Remembering Lives Lost on the Job

Given the present circumstances, there is heightened significance on this year’s National Day of Mourning, which is marked today and every April 28 in Canada, to remember those who have died, were injured or made ill at work.

In this regard, the Canadian Centre for Occupational Health and Safety notes:

“This year, this day takes on extra meaning as we express our gratitude to the healthcare workers on the front lines, grocery, transport, and service staff helping to keep communities running, and all the other essential personnel who have answered the call during the coronavirus (COVID-19) pandemic. Your dedication and efforts are beyond measure. “

Earlier this  month, Ontario healthcare workers held a moment of silence for the 58-year old Brampton hospital cleaner who died of COVID-19 and the nearly thousand other healthcare workers in the province who have tested positive for the virus.

This year, labour and injured worker groups can’t hold in-person events, but they are finding other ways to observe the National Day of Mourning. Linda Reaume, president of the Chatham-Kent Labour Council remarked:

“With people working in a situation which is really not safe, we honour those people because we continually fight to have health and safety followed in workplaces. … After 38 years (of holding this event), we are still fighting the same battle, so we will not give up on workers’ rights to be safe when they go to work.”

While the pandemic has brought workplace injury and death into the spotlight, it’s important to remember that a staggering number of Canadians die at work or because of work every year. The most recent official statistics found that 951 people died of work-related causes, but a 2019 study published in the Journal of Canadian Labour Studies estimates the true number of workplace deaths could be 10 times higher.
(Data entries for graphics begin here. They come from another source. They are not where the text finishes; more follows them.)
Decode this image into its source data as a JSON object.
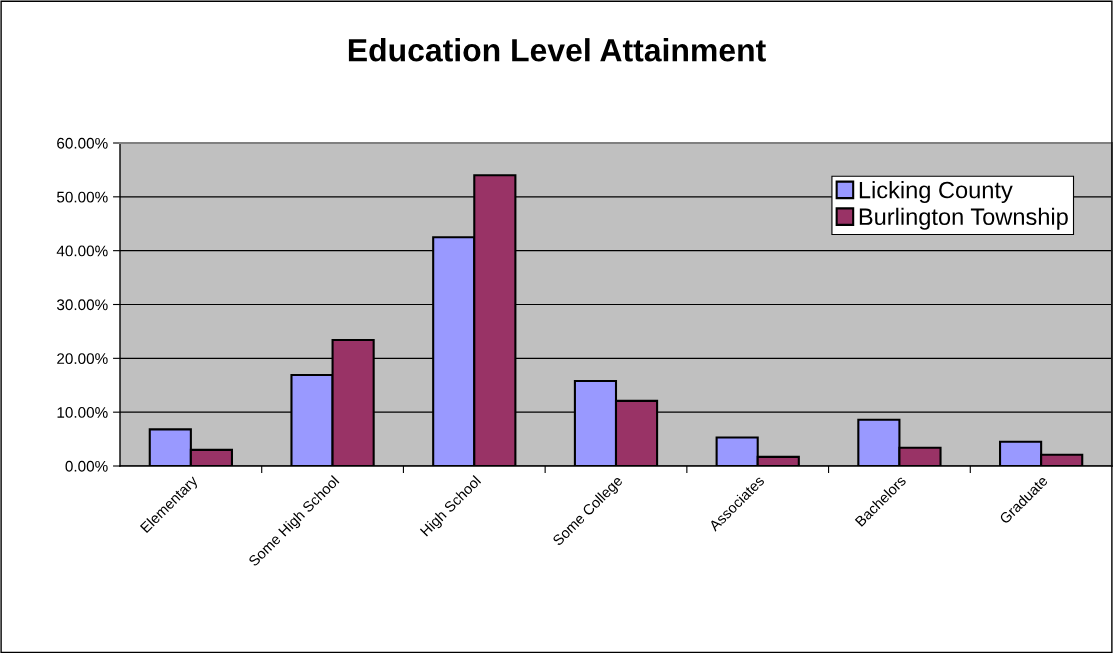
{
  "chart_data": {
    "type": "bar",
    "title": "Education Level Attainment",
    "categories": [
      "Elementary",
      "Some High School",
      "High School",
      "Some College",
      "Associates",
      "Bachelors",
      "Graduate"
    ],
    "series": [
      {
        "name": "Licking County",
        "color": "#9999ff",
        "values": [
          6.8,
          16.9,
          42.5,
          15.8,
          5.3,
          8.6,
          4.5
        ]
      },
      {
        "name": "Burlington Township",
        "color": "#993366",
        "values": [
          3.0,
          23.4,
          54.0,
          12.1,
          1.7,
          3.4,
          2.1
        ]
      }
    ],
    "ylim": [
      0,
      60
    ],
    "yticks": [
      {
        "value": 0,
        "label": "0.00%"
      },
      {
        "value": 10,
        "label": "10.00%"
      },
      {
        "value": 20,
        "label": "20.00%"
      },
      {
        "value": 30,
        "label": "30.00%"
      },
      {
        "value": 40,
        "label": "40.00%"
      },
      {
        "value": 50,
        "label": "50.00%"
      },
      {
        "value": 60,
        "label": "60.00%"
      }
    ],
    "grid": "y",
    "legend": "top right"
  }
}
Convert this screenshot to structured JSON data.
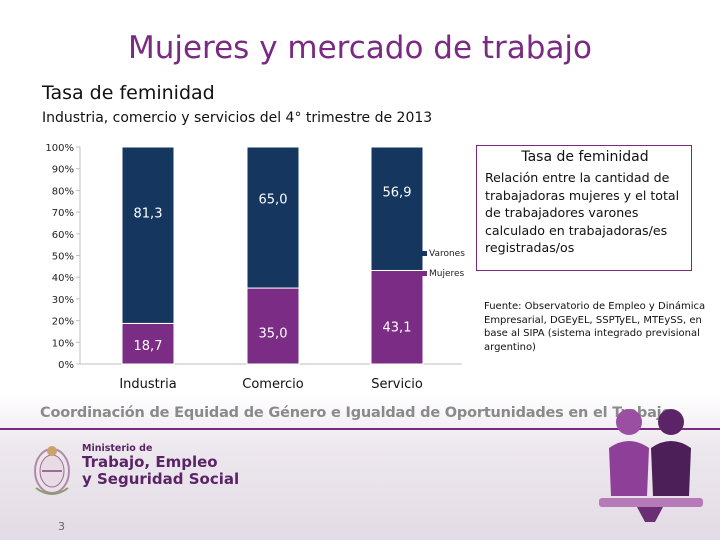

The study finds that the biggest reason for underestimation is occupational cancer and disease. But other non-reported work-related fatalities could come from excluded occupations (particularly farming), injury while commuting, presenteeism and collateral relationships (for instance, spouses affected by asbestos transfer from work clothes). Additionally, one of the study authors notes that “between 10 and 17 per cent of annual suicides in Canada could be classified as work-related, representing a range of 400 to 800 fatalities each year.

 

Numbers, of course, never tell the whole picture. The family support organization Threads of Life reminds us of the personal level of human suffering caused by workplace fatality:

“If you think of the thousands of workers and families affected just in the three decades we’ve been observing Day of Mourning, it’s overwhelming. Each of those workers was a unique individual with likes and dislikes, favourite t-shirts, good and bad habits, goofy jokes, irritations, plans and loves. So on Day of Mourning we join with our Threads of Life families to honour and remember those individuals.”

At this time, let us also acknowledge the risk and sacrifice involved in keeping the province running in the midst of a pandemic, and express our deep gratitude to all the essential workers in high-risk workplaces right now.